CSS クラスでテーマを切り替えるとします。

function applyTheme(theme) {
  document.documentElement.dataset.theme = theme;
}
JavaScript

CSS 側は例えばこんな感じ。

:root[data-theme="light"] {
  --bg-color: #ffffff;
  --text-color: #222222;
}

:root[data-theme="dark"] {
  --bg-color: #222222;
  --text-color: #ffffff;
}

body {
  background-color: var(--bg-color);
  color: var(--text-color);
}

ページ読み込み時に前回の設定を反映

const currentTheme = loadTheme();
applyTheme(currentTheme);
JavaScript

ボタンで切り替え

const toggleButton = document.querySelector("#toggle-theme");

toggleButton.addEventListener("click", () => {
  const current = loadTheme();
  const next = current === "light" ? "dark" : "light";
  saveTheme(next);
  applyTheme(next);
});
JavaScript

これで、

  • 一度ダークモードにすると
  • ページをリロードしても
  • ブラウザを閉じて開き直しても

設定が維持されます。

ここで意識してほしいのは、
LocalStorage を「ただの保存場所」としてではなく、
「アプリの設定を覚えておくための小さなストレージ」として設計している
という感覚です。


LocalStorage の制限と注意点

容量はそんなに大きくない

ブラウザにもよりますが、
LocalStorage の容量はだいたい 5MB 前後です。

テキストだけならそこそこ入りますが、
画像や巨大なデータを突っ込む場所ではありません。

「ちょっとした設定」「軽いキャッシュ」くらいに使うのが現実的です。

同じドメインで共有される

LocalStorage は「ドメインごと」に分かれています。

https://example.com で保存したデータは、
同じ https://example.com からだけ読めます。

https://sub.example.comhttps://another.com からは見えません。

セキュリティ的に「秘密情報」は入れない

LocalStorage は、JavaScript から簡単に読めます。
つまり、XSS(スクリプトを埋め込まれる攻撃)が起きると、
LocalStorage の中身も盗まれる可能性があります。

だから、
パスワードや本物のトークンなど「絶対に漏れてはいけないもの」は入れない
というのが基本ルールです。

「ちょっとした UI 設定」「一時的なキャッシュ」くらいに留めておくのが安全です。

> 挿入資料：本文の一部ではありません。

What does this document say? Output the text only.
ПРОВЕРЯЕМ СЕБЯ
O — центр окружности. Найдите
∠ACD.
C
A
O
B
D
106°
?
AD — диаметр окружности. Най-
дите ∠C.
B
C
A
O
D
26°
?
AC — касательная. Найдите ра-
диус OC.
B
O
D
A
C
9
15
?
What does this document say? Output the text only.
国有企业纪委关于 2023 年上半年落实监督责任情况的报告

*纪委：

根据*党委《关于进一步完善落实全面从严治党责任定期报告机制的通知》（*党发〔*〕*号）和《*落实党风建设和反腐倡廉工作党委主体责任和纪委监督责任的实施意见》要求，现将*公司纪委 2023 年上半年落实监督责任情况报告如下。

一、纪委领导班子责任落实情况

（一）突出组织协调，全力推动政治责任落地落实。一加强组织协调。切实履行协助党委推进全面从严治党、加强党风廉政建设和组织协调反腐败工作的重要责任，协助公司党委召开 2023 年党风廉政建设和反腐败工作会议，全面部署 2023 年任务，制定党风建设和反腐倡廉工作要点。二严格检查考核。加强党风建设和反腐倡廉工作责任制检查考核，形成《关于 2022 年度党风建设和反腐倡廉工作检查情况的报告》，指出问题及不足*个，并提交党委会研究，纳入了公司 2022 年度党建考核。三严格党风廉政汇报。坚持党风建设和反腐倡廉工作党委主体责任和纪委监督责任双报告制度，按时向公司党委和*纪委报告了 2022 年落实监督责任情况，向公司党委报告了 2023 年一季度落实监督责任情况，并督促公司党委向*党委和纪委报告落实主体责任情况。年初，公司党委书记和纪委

LocalStorage と「今後の発展」のイメージ

LocalStorage は「最初の一歩」としてちょうどいい

LocalStorage はシンプルで、
初心者が「ブラウザにデータを保存する感覚」をつかむのにちょうどいい API です。

ただし、できることはそこまで多くありません。

  • 文字列しか保存できない
  • 容量が小さい
  • 非同期ではなく同期(大量に読むと UI が固まる可能性)

本格的なデータ保存が必要になってくると、
IndexedDBlocalForage など、
より強力な仕組みを使うことになります。

でも、その前に
「LocalStorage でキーと値を保存する感覚」
「JSON でオブジェクトを保存する感覚」

を身につけておくと、次のステップにスムーズに進めます。


まとめとして、頭に置いておいてほしいこと

最後に、あなたの頭の中に残しておいてほしいポイントを整理します。

LocalStorage は「ブラウザにある小さなメモ帳」
保存できるのは「文字列だけ」
オブジェクトや配列は JSON.stringify / JSON.parse が必須
getItem は存在しないキーのとき null を返すので、そこをちゃんと考える
設定や軽いデータの保存には便利だが、秘密情報や巨大データには向かない

おすすめの練習は、
自分の小さな Web ページを作って、

  • 最後に入力したフォームの内容を LocalStorage に保存しておく
  • チェックボックスの ON/OFF を保存しておく
  • シンプルな TODO リストを LocalStorage に保存する

などをやってみることです。

「ページをリロードしても、前の状態が残っている」
という体験を、自分のコードで作れたとき、
LocalStorage が一気に“自分の道具”になります。